Combining application and claims data can help insurers identify the best security controls for their policyholders

Insurers need to combine disparate application and claims data for cyber insurance policies in order to identify the most suitable security measures that could benefit their policyholders and improve organisational resilience, said global non-profit policy think tank RAND Corporation.

Delivering a keynote presentation as part of modelling and risk management firm RMS’s two-day virtual Cyber Summit event last week, Sasha Romanoksy, senior policy researcher at RAND Corporation, explained that insurers are missing a simple trick by not using available data sources to pinpoint cyber security advice that can be fed back to policyholders.

“Carriers, as well as modelling companies, have a wonderful opportunity to take these disparate data sources and to do some relatively simple analysis in order to identify what kinds of security controls work,” he explained.

“What you want is to be able to merge the application data, the questionnaires that relate to the security posture of a company, with the actual claims data and from that, you develop a simple prediction model and identify, based on the information provided, what kinds of security controls work.
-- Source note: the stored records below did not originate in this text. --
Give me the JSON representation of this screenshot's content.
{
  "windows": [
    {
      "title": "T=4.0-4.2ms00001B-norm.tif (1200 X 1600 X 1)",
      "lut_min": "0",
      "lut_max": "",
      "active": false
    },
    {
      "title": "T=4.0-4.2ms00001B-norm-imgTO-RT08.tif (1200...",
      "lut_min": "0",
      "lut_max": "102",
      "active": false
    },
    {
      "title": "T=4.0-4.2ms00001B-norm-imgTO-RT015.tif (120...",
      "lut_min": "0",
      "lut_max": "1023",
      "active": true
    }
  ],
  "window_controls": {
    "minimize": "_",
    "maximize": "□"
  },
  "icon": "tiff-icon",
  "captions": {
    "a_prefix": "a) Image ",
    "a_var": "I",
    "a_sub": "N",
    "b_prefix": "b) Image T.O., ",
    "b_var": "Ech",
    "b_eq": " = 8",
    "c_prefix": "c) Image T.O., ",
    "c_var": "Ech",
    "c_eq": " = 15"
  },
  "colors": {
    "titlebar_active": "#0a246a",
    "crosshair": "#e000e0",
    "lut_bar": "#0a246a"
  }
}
“It doesn’t take fancy artificial intelligence or machine learning – it’s basic statistics and you get some very good insights, or at least you start to develop a model that can provide you with very good insights. It’s not fool proof of course, you may still not identify the best controls, but it’s a start and from what I’ve seen unfortunately, it doesn’t seem like a lot of carriers are really taking advantage of this.

“For them, the application data and the claims data exist in separate IT environments, these databases don’t talk at all. It seems like a crazy situation because there’s an opportunity there.”

Using this kind of insight around cyber insurance is a “great situation”, Romanoksy added because it is beneficial for all parties.

He continued: “When carriers have more insight, better insight about the security incidents that their policyholders suffer, they are able to identify the specific kinds of security controls that are best able to reduce these future events. And by doing that kind of analysis, they can better assess and differentiate the risk across their policyholders and provide incentives for firms to adopt these particular kinds of controls in order to reduce the risk.

“This is a great situation. This is great for the firms because it helps the firms identify what kinds of security controls they can invest in, consumers are better off because they suffer lower rates of identity theft, carriers become more profitable and critical infrastructure is very much improved through increased resilience. So, from a policymaker’s perspective, a federal government’s perspective, this is a very strong case for insurance.

“There really is an opportunity for cyber insurance here to match the application data with the claims data to identify those security controls, to identify which kinds of security controls really matter and by how much.”

‘Moral hazard’

There are some potential red flags to be aware of surrounding cyber insurance, however. Firstly, Romanoksy warned that “we don’t want to engage in this moral hazard problem”.

He explained: “We don’t want firms to buy insurance at the cost of not investing in security in the first place. We want both situations to occur, for firms to invest in security and for them to buy the insurance to avoid the catastrophic losses.”

However, Romanoksy added that insurance professionals “shouldn’t be so shocked” if organisations are not investing heavily in cyber security as it may not be a business’s top priority among a potentially long list of other corporate risks, for example issues within its supply chain. “We need to recognise that they may de-prioritise risk,” he said.

Whether cyber insurance policies themselves reference a firm’s security posture should also be considered, Romanoksy said, as this could demonstrate a disconnect between premium prices and the cyber security measures in place.

“It’s true that in looking at cyber insurance policies themselves, a lot of them don’t even include any information about security posture. So, the idea is that if firms are able through their application process to get a good sense of the security posture of firms through these questionnaires, then they can use that information for better assessment of risk, but if it’s the case that most of these policies don’t incorporate that security information, then there’s a very clear disconnect between the premiums and any security controls,” he explained.